JSON-based TableView

The previous example showed a basic table view that was populated by string-based hash map data and did not support sorting on the Olympic medal count data. This example populates the same table view with JSON values, which represent the medal counts as numbers, rather than strings:

The BXML source is as follows:

            
            <Window title="Table Views" maximized="true"
                xmlns:bxml="http://pivot.apache.org/bxml"
                xmlns="org.apache.pivot.wtk">
                <Border>
                    <ScrollPane horizontalScrollBarPolicy="fill_to_capacity">
                        <TableView bxml:id="tableView" styles="{includeTrailingVerticalGridLine:true}">
                            <columns>
                                <TableView.Column name="nation" width="180" headerData="Nation"/>
                                <TableView.Column name="gold" width="60" headerData="Gold"/>
                                <TableView.Column name="silver" width="60" headerData="Silver"/>
                                <TableView.Column name="bronze" width="60" headerData="Bronze"/>
                                <TableView.Column name="total" width="60" headerData="Total"/>
                            </columns>

                            <tableViewSortListeners>
                                function sortChanged(tableView) {
                                    var tableData = tableView.getTableData();
                                    tableData.setComparator(new org.apache.pivot.wtk.content.TableViewRowComparator(tableView));
                                }
                            </tableViewSortListeners>

                            <tableData>
                                <bxml:include src="standings.json"/>
                            </tableData>
                        </TableView>

                        <columnHeader>
                            <TableViewHeader tableView="$tableView" sortMode="single_column"
                                styles="{includeTrailingVerticalGridLine:true}"/>
                        </columnHeader>
                    </ScrollPane>
                </Border>
            </Window>
            
        

It is very similar to the previous example, with the following exceptions:

  • The ScrollPane is given a horizontalScrollBarPolicy value of "fill_to_capacity". This tells the scroll pane to expand the width of its contents to fit the available horizontal space when necessary, but not constrain the content width to that space when the content wants to be larger. This is what allows the table view to display a "filler" column when its total column width is less than the current viewport width in the scroll pane.

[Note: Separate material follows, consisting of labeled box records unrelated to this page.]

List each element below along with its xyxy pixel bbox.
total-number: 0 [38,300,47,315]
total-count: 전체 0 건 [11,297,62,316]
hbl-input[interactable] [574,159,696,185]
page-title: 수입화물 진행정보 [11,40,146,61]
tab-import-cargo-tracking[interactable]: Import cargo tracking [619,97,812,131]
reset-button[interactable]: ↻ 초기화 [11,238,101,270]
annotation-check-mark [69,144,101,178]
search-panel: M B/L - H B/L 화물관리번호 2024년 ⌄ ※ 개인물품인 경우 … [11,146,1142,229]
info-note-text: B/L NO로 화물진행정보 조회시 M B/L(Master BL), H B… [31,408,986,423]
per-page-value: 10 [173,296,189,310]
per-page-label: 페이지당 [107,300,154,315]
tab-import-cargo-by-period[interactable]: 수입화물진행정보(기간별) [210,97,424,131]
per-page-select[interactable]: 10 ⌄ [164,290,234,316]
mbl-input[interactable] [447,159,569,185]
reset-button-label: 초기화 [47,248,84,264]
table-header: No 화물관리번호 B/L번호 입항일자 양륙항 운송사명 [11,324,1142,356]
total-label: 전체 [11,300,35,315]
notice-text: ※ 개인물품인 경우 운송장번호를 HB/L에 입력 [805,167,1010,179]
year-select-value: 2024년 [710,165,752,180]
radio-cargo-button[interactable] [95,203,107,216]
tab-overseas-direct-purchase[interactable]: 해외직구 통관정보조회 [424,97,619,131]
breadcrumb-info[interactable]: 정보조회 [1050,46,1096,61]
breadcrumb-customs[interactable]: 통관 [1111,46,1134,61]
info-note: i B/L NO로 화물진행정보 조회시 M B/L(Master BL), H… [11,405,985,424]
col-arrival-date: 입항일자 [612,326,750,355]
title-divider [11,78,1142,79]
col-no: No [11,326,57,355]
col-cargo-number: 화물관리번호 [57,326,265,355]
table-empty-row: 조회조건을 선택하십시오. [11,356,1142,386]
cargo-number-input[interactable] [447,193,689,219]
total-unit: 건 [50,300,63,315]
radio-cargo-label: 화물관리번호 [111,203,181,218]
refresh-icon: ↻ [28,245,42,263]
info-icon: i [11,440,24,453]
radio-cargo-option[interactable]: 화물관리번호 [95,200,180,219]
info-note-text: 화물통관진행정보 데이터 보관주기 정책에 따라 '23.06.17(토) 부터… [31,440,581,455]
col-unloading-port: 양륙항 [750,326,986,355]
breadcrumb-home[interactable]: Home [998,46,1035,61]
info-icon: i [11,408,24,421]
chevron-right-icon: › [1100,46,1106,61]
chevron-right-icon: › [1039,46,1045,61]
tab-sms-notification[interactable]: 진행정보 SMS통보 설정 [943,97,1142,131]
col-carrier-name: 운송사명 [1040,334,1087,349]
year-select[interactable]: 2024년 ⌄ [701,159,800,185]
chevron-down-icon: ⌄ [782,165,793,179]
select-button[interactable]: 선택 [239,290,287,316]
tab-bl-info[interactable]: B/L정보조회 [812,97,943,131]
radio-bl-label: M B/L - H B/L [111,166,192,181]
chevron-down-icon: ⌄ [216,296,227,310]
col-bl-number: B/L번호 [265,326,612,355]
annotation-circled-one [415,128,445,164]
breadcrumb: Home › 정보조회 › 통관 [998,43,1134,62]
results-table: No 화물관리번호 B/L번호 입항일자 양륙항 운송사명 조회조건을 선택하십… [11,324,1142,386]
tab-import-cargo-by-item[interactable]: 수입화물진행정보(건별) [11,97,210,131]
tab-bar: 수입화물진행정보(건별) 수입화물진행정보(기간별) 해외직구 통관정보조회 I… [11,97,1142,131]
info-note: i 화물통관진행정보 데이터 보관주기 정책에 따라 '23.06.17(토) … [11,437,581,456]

  • It populates the table with data from the "standings.json" file. The contents of this file are shown below.

  • It defines a listener that responds to table view sorts. Table views do not implement sorting internally. This is the responsibility of the application, since the application may want to delegate sorting to another process, such as a JDBC query executed as a background task. When a user presses a column header, the TableViewHeader skin responds by modifying the table view's "sort dictionary", which maps column names to sort directions (ascending, descending, or neither). TableView fires a "sortChanged" event in response to a sort dictionary change, to which the listener responds by setting a comparator on the table data:

                        
                        <tableViewSortListeners>
                            function sortChanged(tableView) {
                                var tableData = tableView.getTableData();
                                tableData.setComparator(new org.apache.pivot.wtk.content.TableViewRowComparator(tableView));
                            }
                        </tableViewSortListeners>
                        
                    

    In this case, the listener assigns an instance of TableViewRowComparator to the table data. This class is capable of sorting many types of table data given the sort dictionary of the TableView passed to its constructor.

The contents of "standings.json" are as follows. Medal counts are represented as actual numeric data rather than strings, allowing TableViewRowComparator to sort them properly:

            
            // Source: http://en.wikipedia.org/wiki/2008_Summer_Olympics_medal_table
            [   {nation:"China", gold:51, silver:21, bronze:28, total:100},
                {nation:"United States", gold:36, silver:38, bronze:36, total:110},
                {nation:"Russia", gold:23, silver:21, bronze:28, total:72},
                {nation:"Great Britain", gold:19, silver:13, bronze:15, total:47},
                {nation:"Germany", gold:16, silver:10, bronze:15, total:41},
                {nation:"Australia", gold:14, silver:15, bronze:17, total:46},
                {nation:"South Korea", gold:13, silver:10, bronze:8, total:31},
                {nation:"Japan", gold:9, silver:6, bronze:11, total:26},
                {nation:"Italy", gold:8, silver:10, bronze:10, total:28},
                {nation:"France", gold:7, silver:16, bronze:17, total:40}
            ]
            
        

There is no associated Java source code for this example.